The last time an orphan works bill surfaced in the House of Representatives was a couple months before Hurricane Katrina hit New Orleans.  A number of artists attending a Small Business Administration roundtable in New York on the orphan works legislation at the time proposed a “Katrina exception” to the bill for artists of all copyright categories who had lost their records in a natural disaster.  Katrina was on everyone’s mind at the time, but the concept applies to all natural disasters.

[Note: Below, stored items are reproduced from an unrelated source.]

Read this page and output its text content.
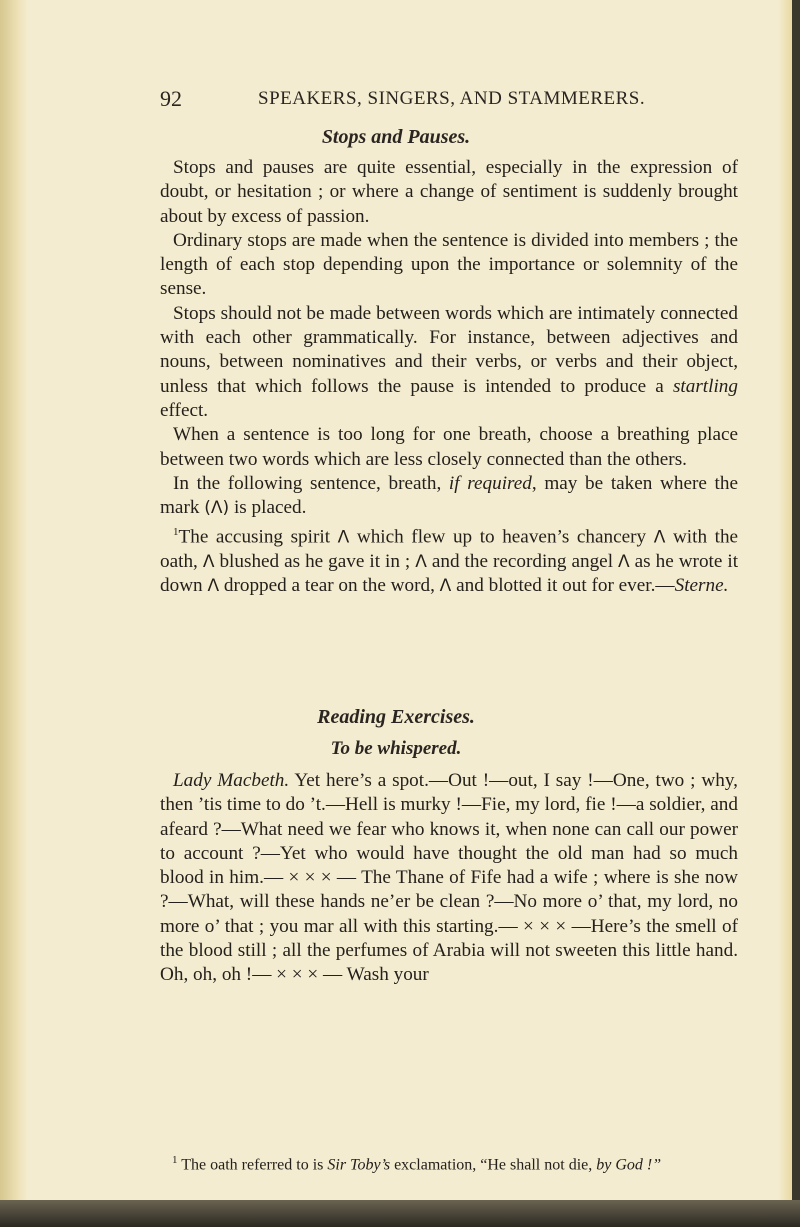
92	SPEAKERS, SINGERS, AND STAMMERERS.
Stops and Pauses.

Stops and pauses are quite essential, especially in the expression of doubt, or hesitation ; or where a change of sentiment is suddenly brought about by excess of passion.

Ordinary stops are made when the sentence is divided into members ; the length of each stop depending upon the importance or solemnity of the sense.

Stops should not be made between words which are intimately connected with each other grammatically. For instance, between adjectives and nouns, between nominatives and their verbs, or verbs and their object, unless that which follows the pause is intended to produce a startling effect.

When a sentence is too long for one breath, choose a breathing place between two words which are less closely connected than the others.

In the following sentence, breath, if required, may be taken where the mark (Λ) is placed.

$^1$The accusing spirit Λ which flew up to heaven’s chancery Λ with the oath, Λ blushed as he gave it in ; Λ and the recording angel Λ as he wrote it down Λ dropped a tear on the word, Λ and blotted it out for ever.—Sterne.

Reading Exercises.
To be whispered.

Lady Macbeth. Yet here’s a spot.—Out !—out, I say !—One, two ; why, then ’tis time to do ’t.—Hell is murky !—Fie, my lord, fie !—a soldier, and afeard ?—What need we fear who knows it, when none can call our power to account ?—Yet who would have thought the old man had so much blood in him.— × × × — The Thane of Fife had a wife ; where is she now ?—What, will these hands ne’er be clean ?—No more o’ that, my lord, no more o’ that ; you mar all with this starting.— × × × —Here’s the smell of the blood still ; all the perfumes of Arabia will not sweeten this little hand. Oh, oh, oh !— × × × — Wash your

$^1$ The oath referred to is Sir Toby’s exclamation, “He shall not die, by God !”
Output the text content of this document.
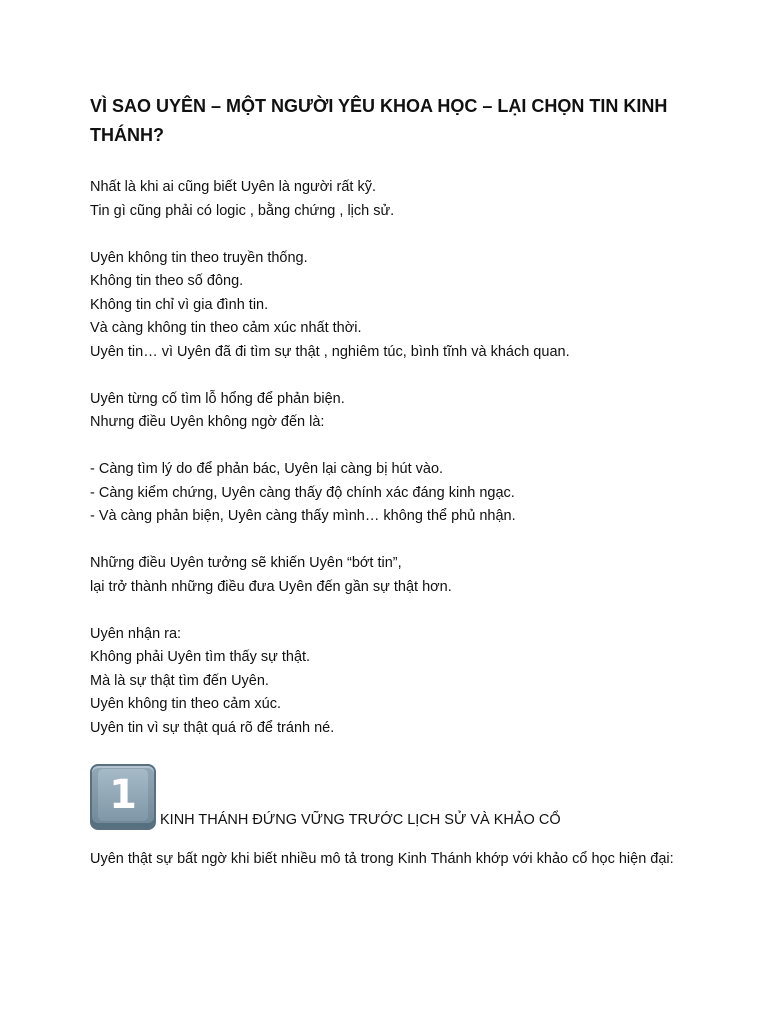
VÌ SAO UYÊN – MỘT NGƯỜI YÊU KHOA HỌC – LẠI CHỌN TIN KINH THÁNH?
Nhất là khi ai cũng biết Uyên là người rất kỹ.
Tin gì cũng phải có logic , bằng chứng , lịch sử.
Uyên không tin theo truyền thống.
Không tin theo số đông.
Không tin chỉ vì gia đình tin.
Và càng không tin theo cảm xúc nhất thời.
Uyên tin… vì Uyên đã đi tìm sự thật , nghiêm túc, bình tĩnh và khách quan.
Uyên từng cố tìm lỗ hổng để phản biện.
Nhưng điều Uyên không ngờ đến là:
- Càng tìm lý do để phản bác, Uyên lại càng bị hút vào.
- Càng kiểm chứng, Uyên càng thấy độ chính xác đáng kinh ngạc.
- Và càng phản biện, Uyên càng thấy mình… không thể phủ nhận.
Những điều Uyên tưởng sẽ khiến Uyên “bớt tin”,
lại trở thành những điều đưa Uyên đến gần sự thật hơn.
Uyên nhận ra:
Không phải Uyên tìm thấy sự thật.
Mà là sự thật tìm đến Uyên.
Uyên không tin theo cảm xúc.
Uyên tin vì sự thật quá rõ để tránh né.
1
KINH THÁNH ĐỨNG VỮNG TRƯỚC LỊCH SỬ VÀ KHẢO CỔ
Uyên thật sự bất ngờ khi biết nhiều mô tả trong Kinh Thánh khớp với khảo cổ học hiện đại:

The controversial “Transparency in Music Licensing and Ownership Act” (HR 3350) being carried by Corpus Christi Congressman Blake Farenthold (R-Corpus Christi TX) among others may not be called an orphan works bill, but because of the Draconian formalities it imposes on songwriters and recording artists it may as well be.  (The Dickensian bill has already been panned by Billboard and NPR, among others–the only ones cheering are the anti-artist lobbying behemoth the MIC Coalition and its multi-trillion dollar members.)  Unless songwriters and recording artists can each come up with all the many fields of information required by the legislation among other formalities (and have the ability to prove it) then these creators lose their rights to statutory damages and attorneys fees under the Copyright Act.

Plus, you will notice an eerie resemblance to prior orphan works legislation in HR 3350 in removing statutory damages from the penalties that creators can seek against infringers.  In fact, HR 3350 goes even farther–the bill disregards prior registrations with the Copyright Office and requires that everyone who previously filed a copyright registration (that’s right–everyone who ever filed one going back to 1909) has to re-register in HR 3350’s new database.  Failing to do so essentially orphans the work and the penalties then are not that different than the actual orphan works legislation–that failed miserably when introduced in prior Congresses.

And since the federal government seems much more interested in taking away private rights of creators rather than taking on enforcing the Copyright Act against companies like Facebook, Google and Amazon–without regard to whether doing so violates Constitutionally protected property rights, not to mention international treaties–it should come as no surprise that they haven’t taken into account what happens to songwriters and recording artists in a natural disaster like Hurricane Harvey.  When all your back up papers are washed away or turned to melted paper, when your computers are all destroyed by flood waters and your recordings are lost, what are you supposed to do against MIC Coalition members taking advantage of HR 3350?

That’s an easy answer–you submit to the triumph of the connected class.

So if anyone is taking this bill seriously, the “Katrina exception” needs to be taken seriously as well.  You would think that Congressman Farenthold would be leading the charge on this issue since he represents Corpus Christi, Rockport, Port A–or ground zero for Hurricane Harvey.